North Bali is the complete opposite of South Bali. It does not offer as many amenities as Kuta but it has the tranquility and serenity you won’t find in the southern part of Bali.
It includes most of the Buleleng district, around Singaraja, which has a rich history behind its casual daily life. Here you can still find remnants of Dutch imperialism, including colonial houses, as it once was the administrative center of the Lesser Sunda Islands.
Take an early morning boat ride from Lovina beach with its volcanic sand, and more often than not you’ll meet dolphins swimming along side your boat.
The Eastern part of Bali is the most mountainous part of the island. It is the home of mount Agung, highest point in Bali. Mount Agung literally means the Holy Mountain, with Besakih Temple, the Mother Temple of Bali, located at its foot. This is the Mount Olympic of Bali, and here you can find here various manifestations of Bali’s religious beliefs.
Klungkung is not only historically significant but also offers varieties of the most beautiful traditional woven and silk fabric. Located next to Kertha Gosa (check out its ceiling that is adorned by Balinese style painting that resembles Wayang, the shadow puppet figures), the courtroom of Klungkung kingdom is one of Bali’s largest textile markets.
East Bali also has the most beautiful underwater world and spectacular sunsets.
Tenganan is the oldest Bali village that preserves traditional culture and traditions, including a strict protocol regarding marriages among kin groups. It is also known for its double ikat (woven) fabric called geringsing.
South Bali is the most densely populated and developed region of the country. It stretches from Denpasar to the very tip of the island, Uluwatu. This is where you can find high-end restaurants, clubs and, international hotels. It’s also a backpacker heaven and boasts a wide selection of affordable accommodations and eateries.
It’s here you will find the Puputan War Museum in Renon, the Ardha Chandra Art Centre in Denpasar that hosts the annual Bali Art Festival, and the 60ha Garuda Wisnu Kencana cultural park that showcases a 75 foot high statue of Vishnu with his mount Garuda, a masterpiece from world famous sculptor Nyoman Nuarta.
Central Bali is the art capital of Bali, predominantly around Ubud, the birthplace of Bali’s modern paintings.

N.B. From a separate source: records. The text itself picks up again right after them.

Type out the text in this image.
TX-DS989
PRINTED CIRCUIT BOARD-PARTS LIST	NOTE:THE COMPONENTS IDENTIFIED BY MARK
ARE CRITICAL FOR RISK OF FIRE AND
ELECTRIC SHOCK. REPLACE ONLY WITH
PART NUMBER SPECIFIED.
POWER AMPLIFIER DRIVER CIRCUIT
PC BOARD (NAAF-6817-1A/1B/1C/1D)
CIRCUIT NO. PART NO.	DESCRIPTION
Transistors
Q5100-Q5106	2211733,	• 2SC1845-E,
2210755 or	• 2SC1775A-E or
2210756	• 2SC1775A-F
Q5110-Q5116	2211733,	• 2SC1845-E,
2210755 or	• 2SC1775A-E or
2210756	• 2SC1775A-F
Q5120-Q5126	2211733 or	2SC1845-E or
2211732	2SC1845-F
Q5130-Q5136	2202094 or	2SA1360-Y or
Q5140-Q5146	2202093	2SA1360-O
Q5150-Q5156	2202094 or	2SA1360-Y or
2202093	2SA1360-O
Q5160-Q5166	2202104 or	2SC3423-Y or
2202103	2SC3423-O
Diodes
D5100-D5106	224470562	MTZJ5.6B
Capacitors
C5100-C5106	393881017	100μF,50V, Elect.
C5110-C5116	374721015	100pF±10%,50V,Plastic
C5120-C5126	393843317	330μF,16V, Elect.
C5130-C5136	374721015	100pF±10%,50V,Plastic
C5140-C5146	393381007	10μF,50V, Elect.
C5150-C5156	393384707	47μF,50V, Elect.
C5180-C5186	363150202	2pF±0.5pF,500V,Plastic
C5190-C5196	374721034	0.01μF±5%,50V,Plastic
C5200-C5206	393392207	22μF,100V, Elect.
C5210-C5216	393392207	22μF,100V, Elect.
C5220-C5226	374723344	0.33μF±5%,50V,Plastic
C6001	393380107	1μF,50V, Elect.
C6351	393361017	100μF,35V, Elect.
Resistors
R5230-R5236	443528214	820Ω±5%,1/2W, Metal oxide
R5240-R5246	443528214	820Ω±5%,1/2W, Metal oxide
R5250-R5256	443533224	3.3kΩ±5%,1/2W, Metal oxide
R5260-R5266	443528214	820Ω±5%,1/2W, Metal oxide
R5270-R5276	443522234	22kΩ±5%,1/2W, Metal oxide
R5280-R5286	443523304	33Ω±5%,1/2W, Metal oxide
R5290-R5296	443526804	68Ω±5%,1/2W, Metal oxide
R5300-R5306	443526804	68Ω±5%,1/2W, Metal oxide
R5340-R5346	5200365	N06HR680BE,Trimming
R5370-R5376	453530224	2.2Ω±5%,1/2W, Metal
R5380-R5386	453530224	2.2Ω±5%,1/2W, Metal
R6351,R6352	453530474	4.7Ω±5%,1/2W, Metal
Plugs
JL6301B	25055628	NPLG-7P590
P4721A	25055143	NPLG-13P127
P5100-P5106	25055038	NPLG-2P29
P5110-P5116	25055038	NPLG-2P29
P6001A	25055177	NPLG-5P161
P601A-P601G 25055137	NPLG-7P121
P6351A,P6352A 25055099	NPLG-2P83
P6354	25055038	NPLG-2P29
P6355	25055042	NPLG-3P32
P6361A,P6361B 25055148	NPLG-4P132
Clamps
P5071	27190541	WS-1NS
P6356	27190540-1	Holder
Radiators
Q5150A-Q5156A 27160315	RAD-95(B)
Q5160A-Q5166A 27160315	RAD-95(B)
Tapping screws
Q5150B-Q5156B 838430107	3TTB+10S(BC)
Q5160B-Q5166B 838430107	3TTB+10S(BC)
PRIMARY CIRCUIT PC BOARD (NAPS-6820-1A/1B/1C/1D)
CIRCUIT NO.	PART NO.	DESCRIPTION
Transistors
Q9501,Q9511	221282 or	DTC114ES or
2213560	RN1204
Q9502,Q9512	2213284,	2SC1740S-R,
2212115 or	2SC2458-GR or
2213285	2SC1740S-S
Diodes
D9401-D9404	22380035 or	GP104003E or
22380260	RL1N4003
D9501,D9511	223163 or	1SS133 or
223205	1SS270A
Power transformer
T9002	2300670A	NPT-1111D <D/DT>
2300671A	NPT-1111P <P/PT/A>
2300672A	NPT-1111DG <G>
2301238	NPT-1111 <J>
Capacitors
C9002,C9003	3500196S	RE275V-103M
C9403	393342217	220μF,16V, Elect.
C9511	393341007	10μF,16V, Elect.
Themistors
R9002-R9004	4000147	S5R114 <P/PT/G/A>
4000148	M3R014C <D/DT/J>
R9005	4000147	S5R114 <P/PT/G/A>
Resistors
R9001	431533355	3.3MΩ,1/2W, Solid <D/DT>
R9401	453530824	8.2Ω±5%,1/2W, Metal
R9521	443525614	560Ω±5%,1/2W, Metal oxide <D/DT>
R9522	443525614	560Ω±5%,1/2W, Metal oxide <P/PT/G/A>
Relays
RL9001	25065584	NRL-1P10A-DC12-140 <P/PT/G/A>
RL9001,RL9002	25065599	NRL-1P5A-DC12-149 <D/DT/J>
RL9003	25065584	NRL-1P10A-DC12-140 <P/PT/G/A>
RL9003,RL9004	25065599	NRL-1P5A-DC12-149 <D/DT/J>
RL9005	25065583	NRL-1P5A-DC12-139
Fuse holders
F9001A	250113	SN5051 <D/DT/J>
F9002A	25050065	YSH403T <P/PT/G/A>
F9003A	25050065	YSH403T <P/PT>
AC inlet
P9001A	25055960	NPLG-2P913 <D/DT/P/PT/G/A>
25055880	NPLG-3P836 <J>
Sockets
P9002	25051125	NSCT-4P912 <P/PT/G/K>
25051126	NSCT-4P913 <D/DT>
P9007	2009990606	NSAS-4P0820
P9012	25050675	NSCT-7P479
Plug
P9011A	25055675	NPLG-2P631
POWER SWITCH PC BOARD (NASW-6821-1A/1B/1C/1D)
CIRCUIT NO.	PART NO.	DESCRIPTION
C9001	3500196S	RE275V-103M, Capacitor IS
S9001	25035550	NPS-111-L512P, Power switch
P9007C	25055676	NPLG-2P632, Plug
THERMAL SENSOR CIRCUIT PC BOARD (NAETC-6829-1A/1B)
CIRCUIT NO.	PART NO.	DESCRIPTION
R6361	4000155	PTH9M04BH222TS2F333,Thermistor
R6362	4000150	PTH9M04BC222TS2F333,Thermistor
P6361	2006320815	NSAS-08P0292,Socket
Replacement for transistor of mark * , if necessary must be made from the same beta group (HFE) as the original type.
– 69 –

Puri Lukisan Museum (Palace of Fine Arts) and Museum Neka are two excellent museums with permanent collections of paintings that will give you a clear idea of the evolution of Balinese paintings.
You can find painting and art galleries in almost every building around Ubud.

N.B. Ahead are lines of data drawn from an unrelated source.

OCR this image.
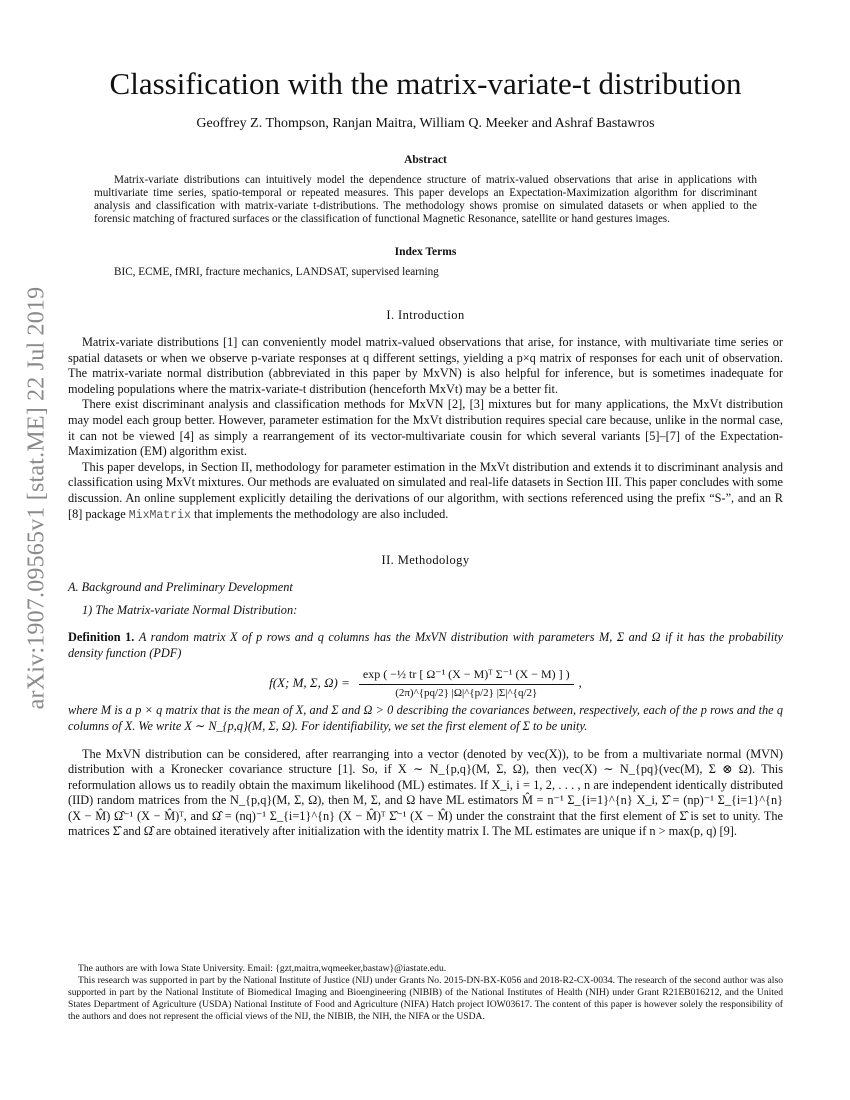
arXiv:1907.09565v1 [stat.ME] 22 Jul 2019
Classification with the matrix-variate-t distribution
Geoffrey Z. Thompson, Ranjan Maitra, William Q. Meeker and Ashraf Bastawros
Abstract

Matrix-variate distributions can intuitively model the dependence structure of matrix-valued observations that arise in applications with multivariate time series, spatio-temporal or repeated measures. This paper develops an Expectation-Maximization algorithm for discriminant analysis and classification with matrix-variate t-distributions. The methodology shows promise on simulated datasets or when applied to the forensic matching of fractured surfaces or the classification of functional Magnetic Resonance, satellite or hand gestures images.

Index Terms
BIC, ECME, fMRI, fracture mechanics, LANDSAT, supervised learning
I. Introduction

Matrix-variate distributions [1] can conveniently model matrix-valued observations that arise, for instance, with multivariate time series or spatial datasets or when we observe p-variate responses at q different settings, yielding a p×q matrix of responses for each unit of observation. The matrix-variate normal distribution (abbreviated in this paper by MxVN) is also helpful for inference, but is sometimes inadequate for modeling populations where the matrix-variate-t distribution (henceforth MxVt) may be a better fit.

There exist discriminant analysis and classification methods for MxVN [2], [3] mixtures but for many applications, the MxVt distribution may model each group better. However, parameter estimation for the MxVt distribution requires special care because, unlike in the normal case, it can not be viewed [4] as simply a rearrangement of its vector-multivariate cousin for which several variants [5]–[7] of the Expectation-Maximization (EM) algorithm exist.

This paper develops, in Section II, methodology for parameter estimation in the MxVt distribution and extends it to discriminant analysis and classification using MxVt mixtures. Our methods are evaluated on simulated and real-life datasets in Section III. This paper concludes with some discussion. An online supplement explicitly detailing the derivations of our algorithm, with sections referenced using the prefix “S-”, and an R [8] package MixMatrix that implements the methodology are also included.

II. Methodology
A. Background and Preliminary Development
1) The Matrix-variate Normal Distribution:

Definition 1. A random matrix X of p rows and q columns has the MxVN distribution with parameters M, Σ and Ω if it has the probability density function (PDF)

f(X; M, Σ, $\Omega) = \frac{\text{exp ( −½ tr [ Ω⁻¹ (X − M)ᵀ Σ⁻¹ (X − M) ] )}}{(2\pi)\^{}\{pq/2\} |\Omega|\^{}\{p/2\} |\Sigma|\^{}\{q/2\}}$ ,

where M is a p × q matrix that is the mean of X, and Σ and Ω > 0 describing the covariances between, respectively, each of the p rows and the q columns of X. We write X ∼ N_{p,q}(M, Σ, Ω). For identifiability, we set the first element of Σ to be unity.

The MxVN distribution can be considered, after rearranging into a vector (denoted by vec(X)), to be from a multivariate normal (MVN) distribution with a Kronecker covariance structure [1]. So, if X ∼ N_{p,q}(M, Σ, Ω), then vec(X) ∼ N_{pq}(vec(M), Σ ⊗ Ω). This reformulation allows us to readily obtain the maximum likelihood (ML) estimates. If X_i, i = 1, 2, . . . , n are independent identically distributed (IID) random matrices from the N_{p,q}(M, Σ, Ω), then M, Σ, and Ω have ML estimators M̂ = n⁻¹ Σ_{i=1}^{n} X_i, Σ̂ = (np)⁻¹ Σ_{i=1}^{n} (X − M̂) Ω̂⁻¹ (X − M̂)ᵀ, and Ω̂ = (nq)⁻¹ Σ_{i=1}^{n} (X − M̂)ᵀ Σ̂⁻¹ (X − M̂) under the constraint that the first element of Σ̂ is set to unity. The matrices Σ̂ and Ω̂ are obtained iteratively after initialization with the identity matrix I. The ML estimates are unique if n > max(p, q) [9].

The authors are with Iowa State University. Email: {gzt,maitra,wqmeeker,bastaw}@iastate.edu.

This research was supported in part by the National Institute of Justice (NIJ) under Grants No. 2015-DN-BX-K056 and 2018-R2-CX-0034. The research of the second author was also supported in part by the National Institute of Biomedical Imaging and Bioengineering (NIBIB) of the National Institutes of Health (NIH) under Grant R21EB016212, and the United States Department of Agriculture (USDA) National Institute of Food and Agriculture (NIFA) Hatch project IOW03617. The content of this paper is however solely the responsibility of the authors and does not represent the official views of the NIJ, the NIBIB, the NIH, the NIFA or the USDA.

A little south of the city you’ll find Celuk, the centre of silver and gold jewelry making, where pieces have been handcrafted with the finest and most exquisite details.
You’ll also find the village of Mas, where dancing and other performance masks are carved and crafted.
Further North you can go on cycling a tour to the highland of Bali, Kintamani, and if you’re really fit, you can continue hiking to Mount Batur to enjoy the beautiful sunrise.
It is not as touristy as the rest of Bali but it still has a lot to offer.
This is home to West Bali National Park (Taman Nasional Bali Barat), which preserves the wildlife of Bali with its popular diving destination, Menjangan island.
Gilimanuk, at the western tip of the island is the gateway to Java.
Negara, the capital of Jembrana regency, is famous for its bull racing.
Also found in West Bali is the tomb of Jayaprana, a 17th century king whose Romeo and Juliet style love story is immortalized by local folklore.
Seasons in Bali
Dry season in Bali is between the months of April and September. This is also considered high season, as both the temperature and number of visitors are higher than the rest of the year.
Things get slower when the rainfall increases between October to March, with the exception of the festive period.